On February 26, 2015 the Company received a loan from Richmont Capital Partners V (“RCP V”) in the amount of $425,000. The loan does not currently bear interest and has no set maturity date. The balance of the loan is included in the Richmont Holdings related party payable. As of September 30, 2016 and December 31, 2015, there was a related party payable balance of approximately $911,000 and $576,000, respectively, due to Richmont Holdings that is included in 'related party payables' within current liabilities on the condensed consolidated balance sheets.
 
On September 25, 2012, upon acquisition of HCG, the Company inherited a related party shareholder payable of $25,000 related to a loan made by HCG’s former shareholder, Rochon Capital, to HCG for working capital. This amount is included in 'related-party payables' within current liabilities. The loan does not currently have a set maturity date.

On June 27, 2014, Tamala L. Longaberger lent TLC $42,000 and in connection therewith TLC issued her a promissory note in the principal amount of $42,000. The note bears interest at the rate of 10.0% per annum and matured on June 27, 2015. This amount is included in 'related-party payables' within current liabilities.

On July 1, 2014, Tamala L. Longaberger lent AEI $158,000 and in connection therewith AEI issued her a promissory note in the principal amount of $158,000. The note bears interest at the rate of 10.0% per annum and matured on July 1, 2015 and is guaranteed by us. This amount is included in 'related-party payables' within current liabilities.

On July 11, 2014, Tamala L. Longaberger lent AEI $800,000 and in connection therewith AEI issued her a promissory note in the principal amount of $800,000. The note bears interest at the rate of 10.0% per annum and matured July 11, 2015 and is guaranteed by us. This amount is included in 'related-party payables' within current liabilities.

The Company determined not to service the loans related to Tamala L. Longaberger. As a result, in connection with these notes, Ms. Longaberger on August 12, 2015 filed an action in Franklin County Common Pleas Court of Columbus, Ohio (“State Court Action”) seeking re-payment of the notes. However, it is the Company’s position that her claims are inextricably tied to broader issues related to her terminated employment and the claims asserted against her by the Company and The Longaberger Company, including breach of fiduciary duty, fraud, negligence, conversion, misappropriation of company funds, civil theft, breach of contract, and misappropriation of trade secrets, in an arbitration action in Columbus Ohio.

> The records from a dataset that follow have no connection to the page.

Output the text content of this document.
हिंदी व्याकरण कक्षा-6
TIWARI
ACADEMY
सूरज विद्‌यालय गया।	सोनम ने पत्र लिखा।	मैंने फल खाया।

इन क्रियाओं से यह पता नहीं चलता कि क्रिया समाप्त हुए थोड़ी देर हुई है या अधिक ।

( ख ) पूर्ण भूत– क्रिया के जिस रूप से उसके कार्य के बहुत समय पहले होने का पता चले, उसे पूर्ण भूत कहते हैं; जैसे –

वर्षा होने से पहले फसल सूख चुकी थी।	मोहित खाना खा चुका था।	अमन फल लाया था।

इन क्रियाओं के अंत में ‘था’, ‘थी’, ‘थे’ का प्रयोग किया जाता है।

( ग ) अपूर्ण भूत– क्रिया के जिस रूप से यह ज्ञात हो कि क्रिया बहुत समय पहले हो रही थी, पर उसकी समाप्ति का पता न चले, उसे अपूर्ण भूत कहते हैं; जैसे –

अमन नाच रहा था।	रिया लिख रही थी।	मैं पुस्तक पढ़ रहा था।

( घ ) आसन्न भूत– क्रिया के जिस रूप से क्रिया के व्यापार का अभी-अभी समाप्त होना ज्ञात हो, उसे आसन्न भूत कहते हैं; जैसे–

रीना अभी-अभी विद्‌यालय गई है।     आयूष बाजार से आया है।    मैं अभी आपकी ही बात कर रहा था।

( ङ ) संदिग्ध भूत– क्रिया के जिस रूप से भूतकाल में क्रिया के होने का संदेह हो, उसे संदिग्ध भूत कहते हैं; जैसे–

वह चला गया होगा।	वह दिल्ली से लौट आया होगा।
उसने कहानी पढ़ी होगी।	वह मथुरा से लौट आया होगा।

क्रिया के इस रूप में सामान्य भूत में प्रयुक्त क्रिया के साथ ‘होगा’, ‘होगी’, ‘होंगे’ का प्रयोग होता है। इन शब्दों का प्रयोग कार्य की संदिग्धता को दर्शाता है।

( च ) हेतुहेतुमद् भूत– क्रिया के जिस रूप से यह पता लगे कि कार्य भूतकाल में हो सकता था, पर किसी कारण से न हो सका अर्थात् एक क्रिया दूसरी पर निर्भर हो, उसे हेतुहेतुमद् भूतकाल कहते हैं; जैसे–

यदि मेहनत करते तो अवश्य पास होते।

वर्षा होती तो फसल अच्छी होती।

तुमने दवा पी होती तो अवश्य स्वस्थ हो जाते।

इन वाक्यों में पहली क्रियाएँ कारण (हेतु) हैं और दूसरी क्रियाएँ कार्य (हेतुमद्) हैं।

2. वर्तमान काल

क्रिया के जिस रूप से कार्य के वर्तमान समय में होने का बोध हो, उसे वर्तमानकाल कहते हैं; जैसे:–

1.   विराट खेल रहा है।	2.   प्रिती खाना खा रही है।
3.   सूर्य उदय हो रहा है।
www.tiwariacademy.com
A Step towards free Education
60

Therefore, on October 12, 2015, the Company filed a motion to compel arbitration and dismiss claims in the State Court Action. On July 5, 2016, the Court overruled the Company’s motion and on July 26, 2016, Ms. Longaberger filed a motion for judgment on the pleadings against Agel.  On August 9, 2016 the Company filed both a memorandum contra of Ms. Longaberger’s motion on the pleadings and its first amended answer, affirmative defenses and counterclaims. On August 17, 2016, the Court eliminated the trial setting and further stated it will issue a new case schedule upon conclusion of the arbitration scheduled for May 15, 2017.  On August 18, 2016 Ms. Longaberger withdrew her motion for judgment on the pleadings.

The Company utilizes third party manufacturers for majority of the products offered. One manufacture in particular, Actitech, is owned by Michael Bishop, a member of our Board of Directors. The Company utilizes Actitech to produce products for Agel that are distributed globally. The Company paid Actitech $1.0 million and $684,000, during the nine months ended September 30, 2016 and 2015, respectively. On September 30, 2016 and December 31, 2015, Actitech was owed $1.9 million and $98,000, respectively, which is included in 'accounts payable' on the condensed consolidated balance sheets.